Stebich startet den Reihenachtzylinder, der seidenweich und fast geräuschlos seine Arbeit aufnimmt. Die Konstruktion des 4,5-Liter-Aggregats stammt noch von Fritz Fiedler, der als Nachfolger von Paul Daimler zu Horch kam und 1932 zu BMW gewechselt war. Er entwickelte für die Horch-8-Baureihe einen Zylinderkopf mit einer obenliegenden Nockenwelle, die von einer Königswelle angetrieben wird.
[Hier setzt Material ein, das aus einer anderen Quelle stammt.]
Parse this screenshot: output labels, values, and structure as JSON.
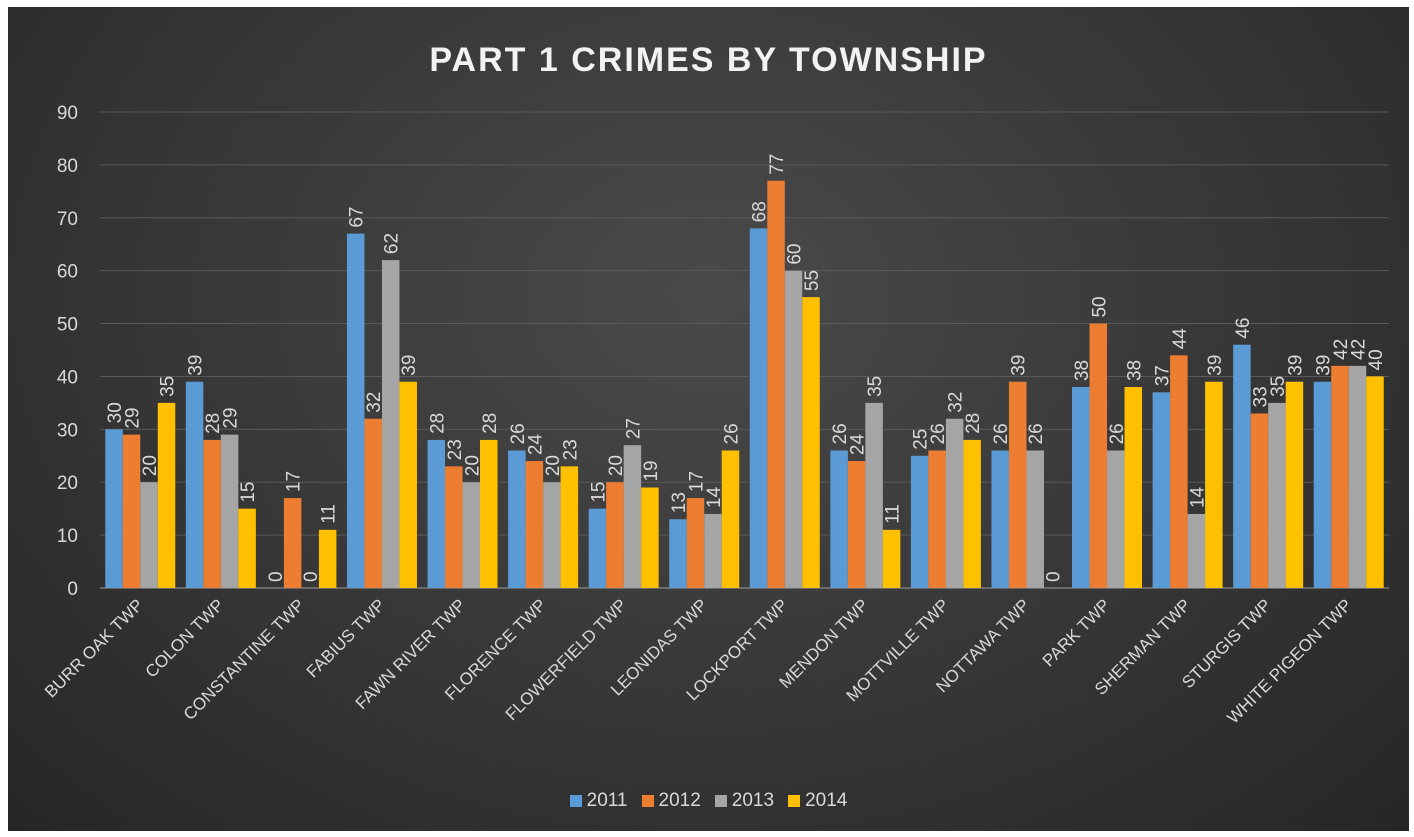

Der ruhig laufende Langhuber leistet 90 PS, der die 2,1 Tonnen schwere Pullman-Limousine vorwärts treibt.
Ein Stück Nachkriegsgeschichte
Bei der Fahrt in dem langen Wagen hat man auf den Vordersitzen stets das Gefühl, im üppigen Fond sitze ein Fahrgast und kontrolliere von hinten mit strengem Blick die Arbeit von Fahrer und Beifahrer. Schon nach wenigen Kilometern offenbart Thomas Stebich eine Überraschung: „Dieser Horch war in den 40er-Jahren der Dienstwagen von Lucius D. Clay.“ Von 1947 bis 1949 war er Militärgouverneur der amerikanischen Besatzungszone. Die US-Armee hatte den Horch konfisziert, gab die Pullman-Limousine aber nach der Gründung der Bundesrepublik wieder an die ursprünglichen Besitzer zurück.
Später gehörte der stattliche Viertürer mit einer Länge von 5,10 Metern dem Vorsitzenden des Horch-Clubs. Später kam der Horch zurück an seinen „Geburtsort“ Zwickau, wo sich heute das August-Horch-Museum befindet. Die nach der US-Firma von George Mortimer Pullman benannte Karosserieform ist großzügiger und luxuriöser als die herkömmliche Ausstattung – Pullman wurde zunächst durch den Bau von Luxus-Eisenbahnwaggons bekannt.
Besser nicht verfahren
Das Fahrverhalten des Horch wirkt dagegen etwas rustikal: Vom unsynchronisierten ZF-Aphon-Vierganggetriebe dringen deutliche Laufgeräusche in den Innenraum. Das Fahrwerk mit an Blattfedern aufgehängten Starrachsen gibt die Unebenheiten schlechter Straßen an die Passagiere weiter. Und bei einem Wendekreis von 14,50 Meter sollte man sich besser auf den 600 Kilometern der Sachsen Classic nicht verfahren.